晋楚染才说完,老祖宗就“哦”一声,立即转眸紧紧看住北堂熠煜:“小侯爷又怎么说?”
北堂熠煜一笑,目光凝在晋楚染面上问:“不知小染还有什么可担心的?那晚我们不是已经说得很清楚了吗?”
“那晚我只是在安慰你罢了!”
晋楚染回视着北堂熠煜,心里愈加着急起来。
北堂熠煜“哦”一声,点了点头,视线又看向老祖宗。
老祖宗笑了笑道:“择日成亲吧!”
“不是这样的!”
晋楚染彻底急了,面红耳赤。
老祖宗看住晋楚染的样子,一时也颇为奇怪,于是问:“这……”
但还没等老祖宗把话问完,北堂熠煜就立刻道:“老祖宗莫急,”说着,他看一眼晋楚染,又含着轻笑道,“想来小染还有悄悄话要跟我交代,”随后,他一把拉起晋楚染的手,一面向外走去,一面道,“我们一会儿再来继续商榷。”

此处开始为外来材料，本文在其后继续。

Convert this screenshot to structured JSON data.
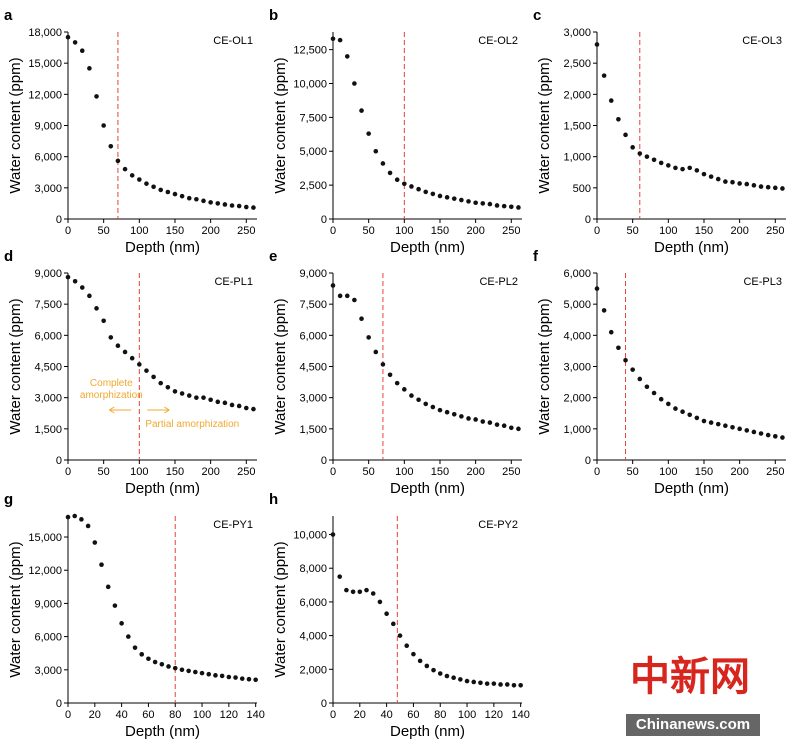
{
  "chart_data": [
    {
      "type": "scatter",
      "panel": "a",
      "title": "CE-OL1",
      "x_label": "Depth (nm)",
      "y_label": "Water content (ppm)",
      "color": "#111111",
      "vline": 70,
      "vline_color": "#e8413c",
      "x": [
        0,
        10,
        20,
        30,
        40,
        50,
        60,
        70,
        80,
        90,
        100,
        110,
        120,
        130,
        140,
        150,
        160,
        170,
        180,
        190,
        200,
        210,
        220,
        230,
        240,
        250,
        260
      ],
      "y": [
        17500,
        17000,
        16200,
        14500,
        11800,
        9000,
        7000,
        5600,
        4800,
        4200,
        3800,
        3400,
        3100,
        2800,
        2600,
        2400,
        2200,
        2000,
        1900,
        1750,
        1600,
        1500,
        1400,
        1300,
        1250,
        1150,
        1100
      ],
      "xlim": [
        0,
        265
      ],
      "ylim": [
        0,
        18000
      ],
      "xticks": [
        0,
        50,
        100,
        150,
        200,
        250
      ],
      "yticks": [
        0,
        {
          "value": 3000,
          "label": "3,000"
        },
        {
          "value": 6000,
          "label": "6,000"
        },
        {
          "value": 9000,
          "label": "9,000"
        },
        {
          "value": 12000,
          "label": "12,000"
        },
        {
          "value": 15000,
          "label": "15,000"
        },
        {
          "value": 18000,
          "label": "18,000"
        }
      ]
    },
    {
      "type": "scatter",
      "panel": "b",
      "title": "CE-OL2",
      "x_label": "Depth (nm)",
      "y_label": "Water content (ppm)",
      "color": "#111111",
      "vline": 100,
      "vline_color": "#e8413c",
      "x": [
        0,
        10,
        20,
        30,
        40,
        50,
        60,
        70,
        80,
        90,
        100,
        110,
        120,
        130,
        140,
        150,
        160,
        170,
        180,
        190,
        200,
        210,
        220,
        230,
        240,
        250,
        260
      ],
      "y": [
        13300,
        13200,
        12000,
        10000,
        8000,
        6300,
        5000,
        4100,
        3400,
        2900,
        2600,
        2400,
        2200,
        2000,
        1850,
        1700,
        1600,
        1500,
        1400,
        1300,
        1200,
        1150,
        1100,
        1000,
        950,
        900,
        850
      ],
      "xlim": [
        0,
        265
      ],
      "ylim": [
        0,
        13800
      ],
      "xticks": [
        0,
        50,
        100,
        150,
        200,
        250
      ],
      "yticks": [
        0,
        {
          "value": 2500,
          "label": "2,500"
        },
        {
          "value": 5000,
          "label": "5,000"
        },
        {
          "value": 7500,
          "label": "7,500"
        },
        {
          "value": 10000,
          "label": "10,000"
        },
        {
          "value": 12500,
          "label": "12,500"
        }
      ]
    },
    {
      "type": "scatter",
      "panel": "c",
      "title": "CE-OL3",
      "x_label": "Depth (nm)",
      "y_label": "Water content (ppm)",
      "color": "#111111",
      "vline": 60,
      "vline_color": "#e8413c",
      "x": [
        0,
        10,
        20,
        30,
        40,
        50,
        60,
        70,
        80,
        90,
        100,
        110,
        120,
        130,
        140,
        150,
        160,
        170,
        180,
        190,
        200,
        210,
        220,
        230,
        240,
        250,
        260
      ],
      "y": [
        2800,
        2300,
        1900,
        1600,
        1350,
        1150,
        1050,
        1000,
        950,
        900,
        860,
        820,
        800,
        820,
        780,
        720,
        680,
        640,
        600,
        590,
        570,
        560,
        540,
        520,
        510,
        500,
        490
      ],
      "xlim": [
        0,
        265
      ],
      "ylim": [
        0,
        3000
      ],
      "xticks": [
        0,
        50,
        100,
        150,
        200,
        250
      ],
      "yticks": [
        0,
        500,
        {
          "value": 1000,
          "label": "1,000"
        },
        {
          "value": 1500,
          "label": "1,500"
        },
        {
          "value": 2000,
          "label": "2,000"
        },
        {
          "value": 2500,
          "label": "2,500"
        },
        {
          "value": 3000,
          "label": "3,000"
        }
      ]
    },
    {
      "type": "scatter",
      "panel": "d",
      "title": "CE-PL1",
      "x_label": "Depth (nm)",
      "y_label": "Water content (ppm)",
      "color": "#111111",
      "vline": 100,
      "vline_color": "#e8413c",
      "annotations": [
        "Complete",
        "amorphization",
        "Partial amorphization"
      ],
      "annotation_color": "#f0a830",
      "x": [
        0,
        10,
        20,
        30,
        40,
        50,
        60,
        70,
        80,
        90,
        100,
        110,
        120,
        130,
        140,
        150,
        160,
        170,
        180,
        190,
        200,
        210,
        220,
        230,
        240,
        250,
        260
      ],
      "y": [
        8800,
        8600,
        8300,
        7900,
        7300,
        6700,
        5900,
        5500,
        5200,
        4900,
        4600,
        4300,
        4000,
        3700,
        3500,
        3300,
        3200,
        3100,
        3000,
        3000,
        2900,
        2800,
        2750,
        2650,
        2600,
        2500,
        2450
      ],
      "xlim": [
        0,
        265
      ],
      "ylim": [
        0,
        9000
      ],
      "xticks": [
        0,
        50,
        100,
        150,
        200,
        250
      ],
      "yticks": [
        0,
        {
          "value": 1500,
          "label": "1,500"
        },
        {
          "value": 3000,
          "label": "3,000"
        },
        {
          "value": 4500,
          "label": "4,500"
        },
        {
          "value": 6000,
          "label": "6,000"
        },
        {
          "value": 7500,
          "label": "7,500"
        },
        {
          "value": 9000,
          "label": "9,000"
        }
      ]
    },
    {
      "type": "scatter",
      "panel": "e",
      "title": "CE-PL2",
      "x_label": "Depth (nm)",
      "y_label": "Water content (ppm)",
      "color": "#111111",
      "vline": 70,
      "vline_color": "#e8413c",
      "x": [
        0,
        10,
        20,
        30,
        40,
        50,
        60,
        70,
        80,
        90,
        100,
        110,
        120,
        130,
        140,
        150,
        160,
        170,
        180,
        190,
        200,
        210,
        220,
        230,
        240,
        250,
        260
      ],
      "y": [
        8400,
        7900,
        7900,
        7700,
        6800,
        5900,
        5200,
        4600,
        4100,
        3700,
        3400,
        3100,
        2900,
        2700,
        2550,
        2400,
        2300,
        2200,
        2100,
        2000,
        1950,
        1850,
        1800,
        1700,
        1650,
        1550,
        1500
      ],
      "xlim": [
        0,
        265
      ],
      "ylim": [
        0,
        9000
      ],
      "xticks": [
        0,
        50,
        100,
        150,
        200,
        250
      ],
      "yticks": [
        0,
        {
          "value": 1500,
          "label": "1,500"
        },
        {
          "value": 3000,
          "label": "3,000"
        },
        {
          "value": 4500,
          "label": "4,500"
        },
        {
          "value": 6000,
          "label": "6,000"
        },
        {
          "value": 7500,
          "label": "7,500"
        },
        {
          "value": 9000,
          "label": "9,000"
        }
      ]
    },
    {
      "type": "scatter",
      "panel": "f",
      "title": "CE-PL3",
      "x_label": "Depth (nm)",
      "y_label": "Water content (ppm)",
      "color": "#111111",
      "vline": 40,
      "vline_color": "#e8413c",
      "x": [
        0,
        10,
        20,
        30,
        40,
        50,
        60,
        70,
        80,
        90,
        100,
        110,
        120,
        130,
        140,
        150,
        160,
        170,
        180,
        190,
        200,
        210,
        220,
        230,
        240,
        250,
        260
      ],
      "y": [
        5500,
        4800,
        4100,
        3600,
        3200,
        2900,
        2600,
        2350,
        2150,
        1950,
        1800,
        1650,
        1550,
        1450,
        1350,
        1250,
        1200,
        1150,
        1100,
        1050,
        1000,
        950,
        900,
        850,
        800,
        760,
        720
      ],
      "xlim": [
        0,
        265
      ],
      "ylim": [
        0,
        6000
      ],
      "xticks": [
        0,
        50,
        100,
        150,
        200,
        250
      ],
      "yticks": [
        0,
        {
          "value": 1000,
          "label": "1,000"
        },
        {
          "value": 2000,
          "label": "2,000"
        },
        {
          "value": 3000,
          "label": "3,000"
        },
        {
          "value": 4000,
          "label": "4,000"
        },
        {
          "value": 5000,
          "label": "5,000"
        },
        {
          "value": 6000,
          "label": "6,000"
        }
      ]
    },
    {
      "type": "scatter",
      "panel": "g",
      "title": "CE-PY1",
      "x_label": "Depth (nm)",
      "y_label": "Water content (ppm)",
      "color": "#111111",
      "vline": 80,
      "vline_color": "#e8413c",
      "x": [
        0,
        5,
        10,
        15,
        20,
        25,
        30,
        35,
        40,
        45,
        50,
        55,
        60,
        65,
        70,
        75,
        80,
        85,
        90,
        95,
        100,
        105,
        110,
        115,
        120,
        125,
        130,
        135,
        140
      ],
      "y": [
        16800,
        16900,
        16600,
        16000,
        14500,
        12500,
        10500,
        8800,
        7200,
        6000,
        5000,
        4400,
        4000,
        3700,
        3500,
        3300,
        3150,
        3000,
        2900,
        2800,
        2700,
        2600,
        2500,
        2450,
        2350,
        2300,
        2200,
        2150,
        2100
      ],
      "xlim": [
        0,
        141
      ],
      "ylim": [
        0,
        16900
      ],
      "xticks": [
        0,
        20,
        40,
        60,
        80,
        100,
        120,
        140
      ],
      "yticks": [
        0,
        {
          "value": 3000,
          "label": "3,000"
        },
        {
          "value": 6000,
          "label": "6,000"
        },
        {
          "value": 9000,
          "label": "9,000"
        },
        {
          "value": 12000,
          "label": "12,000"
        },
        {
          "value": 15000,
          "label": "15,000"
        }
      ]
    },
    {
      "type": "scatter",
      "panel": "h",
      "title": "CE-PY2",
      "x_label": "Depth (nm)",
      "y_label": "Water content (ppm)",
      "color": "#111111",
      "vline": 48,
      "vline_color": "#e8413c",
      "x": [
        0,
        5,
        10,
        15,
        20,
        25,
        30,
        35,
        40,
        45,
        50,
        55,
        60,
        65,
        70,
        75,
        80,
        85,
        90,
        95,
        100,
        105,
        110,
        115,
        120,
        125,
        130,
        135,
        140
      ],
      "y": [
        10000,
        7500,
        6700,
        6600,
        6600,
        6700,
        6500,
        6000,
        5300,
        4700,
        4000,
        3400,
        2900,
        2500,
        2200,
        1950,
        1750,
        1600,
        1500,
        1400,
        1300,
        1250,
        1200,
        1150,
        1150,
        1100,
        1100,
        1050,
        1050
      ],
      "xlim": [
        0,
        141
      ],
      "ylim": [
        0,
        11100
      ],
      "xticks": [
        0,
        20,
        40,
        60,
        80,
        100,
        120,
        140
      ],
      "yticks": [
        0,
        {
          "value": 2000,
          "label": "2,000"
        },
        {
          "value": 4000,
          "label": "4,000"
        },
        {
          "value": 6000,
          "label": "6,000"
        },
        {
          "value": 8000,
          "label": "8,000"
        },
        {
          "value": 10000,
          "label": "10,000"
        }
      ]
    }
  ],
  "watermark": {
    "logo": "中新网",
    "site": "Chinanews.com"
  }
}
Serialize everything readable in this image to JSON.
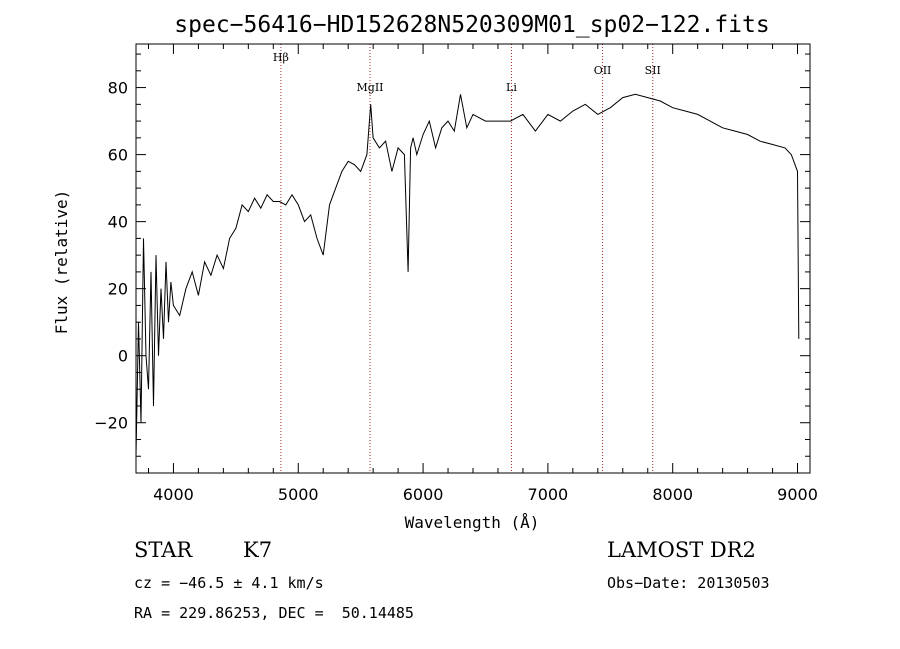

一时两人走到园子里,北堂熠煜脚步一凝滞,深吸一口气,悄然回身看住晋楚染问:“你今日这是什么意思?”
“小侯爷应该知道,之前我的所作所为都只是出于对小侯爷遭遇的同情而已。”
晋楚染蹙着眉,眼眸淡淡地望着北堂熠煜。